Introduction: Toaster PC
This project is a PC built inside a standard 4 bread slice toaster. The project was made in 4 hours for a Hackathon, but it turned out looking pretty cool. The inspiration behind the project was how people call bad PCs toasters. The project has LED lights on the inside to simulate the toaster being on and I was able to keep all the original dials on the front for aesthetics.
- Old 4 slice toaster
- Parts for PC
- Motherboard, RAM, GPU, SSD, CPU, CPU Cooler, GPU, Power Supply
- Standoffs (like this)
- PCIe Riser Cable
- LED Light Strip
- Dremel with Plastic Cutting Discs
- Phillips Head Screw Driver
- Hot Glue Gun
Step 1: Gathering the Parts
For this build, I was able to use mostly parts I gathered from the thrift store. I was able to get the toaster for $2.50 and the PC for $10. The PC has an Intel Core i7 3770, 16GB of RAM, a GTX 750Ti, 120GB SSD, and a 550 watt ATX power supply. You will also need a standoff kit with varying sizes to mount the motherboard as well as some scarp acrylic to make a motherboard tray.
Step 2: Modifying the Toaster
To start, I gutted the toaster and test fit the parts to make sure there was enough room for them inside the toaster. The Cooler Master Hyper 212 Evo was too large to fit in the toaster, so I opted to use the stock cooler instead. After the internals were removed, all that was left was a plastic shell. I carefully cut holes with a Dremel in the back for the I/O and GPU I/O. I used the I/O shield to outline the cut before I made it and carefully measure the GPU to make cut outs. I also made a cutout for the power supply cable to route out the back.
Step 3: Mounting the Motherboard
In order to mount the motherboard, I had to cut down some screw hole tabs that were in the bottom of the toaster. I then measured the space and found a scrap piece of acrylic from a previous project to make the motherboard tray. I marked out the holes for the motherboard by placing the motherboard on top of the acrylic and using a pen to make the holes. I drilled these out and then mounted the standoffs to this by using a nut to secure them in place. There was enough space between the tray and the toaster to place the SSD inside the gap. I then routed sata cables to make cable management easier.

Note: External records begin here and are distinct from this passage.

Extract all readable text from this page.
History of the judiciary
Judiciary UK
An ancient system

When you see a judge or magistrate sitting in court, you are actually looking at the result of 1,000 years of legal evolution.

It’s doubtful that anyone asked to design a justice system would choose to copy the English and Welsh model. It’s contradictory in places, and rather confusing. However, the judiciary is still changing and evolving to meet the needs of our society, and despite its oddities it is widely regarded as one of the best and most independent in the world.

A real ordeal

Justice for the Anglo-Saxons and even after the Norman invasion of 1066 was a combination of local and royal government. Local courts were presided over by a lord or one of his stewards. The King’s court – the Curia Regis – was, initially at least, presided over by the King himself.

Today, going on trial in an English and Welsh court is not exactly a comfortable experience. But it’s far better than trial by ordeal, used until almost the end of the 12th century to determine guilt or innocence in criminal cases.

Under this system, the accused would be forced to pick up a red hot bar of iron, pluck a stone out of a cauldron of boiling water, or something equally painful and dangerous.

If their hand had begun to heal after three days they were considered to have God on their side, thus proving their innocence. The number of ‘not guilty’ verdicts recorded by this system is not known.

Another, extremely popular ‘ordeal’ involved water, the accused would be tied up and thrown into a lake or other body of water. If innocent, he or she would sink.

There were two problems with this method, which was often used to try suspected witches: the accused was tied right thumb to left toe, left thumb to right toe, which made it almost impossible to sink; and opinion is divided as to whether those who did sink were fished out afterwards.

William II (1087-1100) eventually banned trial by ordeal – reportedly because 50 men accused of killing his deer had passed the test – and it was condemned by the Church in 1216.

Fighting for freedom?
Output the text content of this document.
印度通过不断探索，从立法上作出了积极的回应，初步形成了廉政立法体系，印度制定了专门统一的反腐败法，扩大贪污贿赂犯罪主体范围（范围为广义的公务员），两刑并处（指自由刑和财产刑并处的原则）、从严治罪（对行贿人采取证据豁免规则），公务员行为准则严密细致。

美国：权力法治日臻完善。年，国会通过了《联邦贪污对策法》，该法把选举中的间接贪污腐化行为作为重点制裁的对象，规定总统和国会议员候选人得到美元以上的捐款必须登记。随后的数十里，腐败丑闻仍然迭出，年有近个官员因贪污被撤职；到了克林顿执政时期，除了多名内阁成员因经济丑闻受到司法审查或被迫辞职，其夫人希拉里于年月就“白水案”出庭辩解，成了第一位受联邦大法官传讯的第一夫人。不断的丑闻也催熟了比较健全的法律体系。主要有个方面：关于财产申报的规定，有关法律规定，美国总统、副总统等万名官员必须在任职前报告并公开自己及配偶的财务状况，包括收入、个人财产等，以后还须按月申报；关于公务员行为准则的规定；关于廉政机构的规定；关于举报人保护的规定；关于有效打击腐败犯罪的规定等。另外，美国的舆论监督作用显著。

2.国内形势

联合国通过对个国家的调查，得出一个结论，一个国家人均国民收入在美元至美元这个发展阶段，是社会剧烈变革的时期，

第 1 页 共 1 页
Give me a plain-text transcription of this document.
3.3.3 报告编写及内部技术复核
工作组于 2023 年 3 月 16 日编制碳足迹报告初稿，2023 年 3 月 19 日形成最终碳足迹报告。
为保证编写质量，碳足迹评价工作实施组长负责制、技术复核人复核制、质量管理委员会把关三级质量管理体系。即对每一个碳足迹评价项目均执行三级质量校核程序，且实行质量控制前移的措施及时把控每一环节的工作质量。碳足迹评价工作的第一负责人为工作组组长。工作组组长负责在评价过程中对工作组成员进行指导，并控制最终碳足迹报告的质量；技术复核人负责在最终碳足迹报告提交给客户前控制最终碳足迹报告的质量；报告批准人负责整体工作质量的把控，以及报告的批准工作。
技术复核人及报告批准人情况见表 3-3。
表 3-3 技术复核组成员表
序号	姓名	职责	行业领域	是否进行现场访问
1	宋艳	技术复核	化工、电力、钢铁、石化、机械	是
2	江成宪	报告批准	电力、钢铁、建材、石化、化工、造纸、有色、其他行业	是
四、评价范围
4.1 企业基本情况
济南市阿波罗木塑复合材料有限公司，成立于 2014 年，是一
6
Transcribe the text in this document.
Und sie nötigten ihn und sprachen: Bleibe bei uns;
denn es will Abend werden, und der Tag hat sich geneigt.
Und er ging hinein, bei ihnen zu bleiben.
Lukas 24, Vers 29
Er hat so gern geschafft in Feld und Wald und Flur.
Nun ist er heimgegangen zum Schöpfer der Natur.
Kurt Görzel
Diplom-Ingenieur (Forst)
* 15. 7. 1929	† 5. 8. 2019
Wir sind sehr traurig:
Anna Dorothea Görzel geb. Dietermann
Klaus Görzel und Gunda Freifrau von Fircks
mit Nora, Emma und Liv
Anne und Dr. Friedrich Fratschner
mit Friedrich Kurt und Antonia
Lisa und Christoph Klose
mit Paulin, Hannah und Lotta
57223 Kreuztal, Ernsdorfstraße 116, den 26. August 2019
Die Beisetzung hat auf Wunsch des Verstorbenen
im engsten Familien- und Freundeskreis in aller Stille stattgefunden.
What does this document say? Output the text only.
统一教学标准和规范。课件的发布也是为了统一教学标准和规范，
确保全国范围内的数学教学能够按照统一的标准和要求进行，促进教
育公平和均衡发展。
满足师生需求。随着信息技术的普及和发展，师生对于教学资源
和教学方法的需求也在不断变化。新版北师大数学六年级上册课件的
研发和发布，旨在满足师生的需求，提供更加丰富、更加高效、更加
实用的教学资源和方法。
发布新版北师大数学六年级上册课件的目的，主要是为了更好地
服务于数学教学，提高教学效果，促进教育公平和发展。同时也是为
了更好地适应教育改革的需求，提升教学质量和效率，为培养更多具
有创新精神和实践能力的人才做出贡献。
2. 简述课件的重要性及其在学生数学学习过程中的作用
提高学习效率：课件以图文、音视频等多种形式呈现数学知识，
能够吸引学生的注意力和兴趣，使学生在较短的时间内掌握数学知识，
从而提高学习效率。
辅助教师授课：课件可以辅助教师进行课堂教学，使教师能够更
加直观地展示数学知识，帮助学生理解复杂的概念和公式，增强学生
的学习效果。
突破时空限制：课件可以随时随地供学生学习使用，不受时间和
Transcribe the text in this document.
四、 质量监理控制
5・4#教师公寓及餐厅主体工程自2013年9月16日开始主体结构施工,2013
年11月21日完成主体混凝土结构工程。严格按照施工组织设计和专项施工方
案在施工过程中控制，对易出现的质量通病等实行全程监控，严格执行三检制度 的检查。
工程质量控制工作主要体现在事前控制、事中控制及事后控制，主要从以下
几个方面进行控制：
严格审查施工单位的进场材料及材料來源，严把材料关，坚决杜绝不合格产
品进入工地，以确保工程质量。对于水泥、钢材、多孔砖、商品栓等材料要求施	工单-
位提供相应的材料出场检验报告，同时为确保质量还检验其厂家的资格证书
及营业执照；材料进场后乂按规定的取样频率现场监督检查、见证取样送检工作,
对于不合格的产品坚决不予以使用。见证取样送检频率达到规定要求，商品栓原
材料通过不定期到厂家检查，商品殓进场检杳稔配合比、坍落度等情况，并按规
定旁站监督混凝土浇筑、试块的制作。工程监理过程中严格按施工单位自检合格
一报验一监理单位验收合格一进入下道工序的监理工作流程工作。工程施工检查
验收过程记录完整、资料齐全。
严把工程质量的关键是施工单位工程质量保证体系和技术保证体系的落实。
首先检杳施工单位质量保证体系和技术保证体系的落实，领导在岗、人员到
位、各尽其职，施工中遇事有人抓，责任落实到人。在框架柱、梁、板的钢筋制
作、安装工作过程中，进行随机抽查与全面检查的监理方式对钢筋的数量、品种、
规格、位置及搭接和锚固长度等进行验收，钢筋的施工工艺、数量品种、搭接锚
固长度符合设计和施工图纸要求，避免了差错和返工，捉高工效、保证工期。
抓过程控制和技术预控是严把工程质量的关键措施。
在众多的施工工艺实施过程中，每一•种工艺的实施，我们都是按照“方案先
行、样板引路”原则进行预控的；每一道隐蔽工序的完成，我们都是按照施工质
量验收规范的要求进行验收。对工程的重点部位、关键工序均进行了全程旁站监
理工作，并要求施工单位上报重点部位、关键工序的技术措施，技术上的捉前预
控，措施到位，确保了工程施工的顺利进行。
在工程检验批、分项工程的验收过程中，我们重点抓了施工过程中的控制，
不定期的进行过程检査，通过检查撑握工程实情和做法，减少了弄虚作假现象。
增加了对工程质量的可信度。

Step 4: Mounting the GPU and Power Supply
As stated earlier, I made the cutout for the GPU earlier. Before I made this cut out, I tried to fit the GPU in vertically, but this left no room for the power supply. To compensate for this, I used a PCIe riser to mount the GPU horizontally about the CPU. In order to secure the GPU I used some longer standoffs and mounted them on the inside of the toaster to rest on. On the other side the card is supported by the PCIe cover and a small standoff with a screw to hold the bracket in place.
The power supply had very little room to fit inside. There was enough room for it on the left hand side of the toaster. However, it rested on top of the motherboard. Fearing this may short out components, I added some acrylic strips on top of the motherboard that were secured in place on top of some extended standoffs. This meant the power supply was resting on top of these acrylic strips rather than the motherboard.
I was able to get all the cables inside no problem. I routed and plugged all the sables inside before screwing the toaster case back together. The only thing I had to make sure of is that the cables were not interfering with any of the fans. I also added a power button that ran to the top of the toaster that can be pressed by reaching inside the case. Overall, I was glad to have a modular power supply as the cables were everywhere.
Step 5: Add the Finishing Touches
To finish this build up, I added the toaster levers back on to the toaster and hot glued them in place. I also added the dials back to the front. These were still able to be twisted, but they did not serve any function. The top cover was also added back onto the toaster to give it a toaster look. The inside also has LED's which can be changed to any color using a remote and plug into a rear USB port.
In the end this build turned out looking pretty cool. The case is small and transportable and is powerful enough to play eSports titles and do other light gaming. I ran out of time and in the future I hope to add some 40mm fans to prevent components from overheating.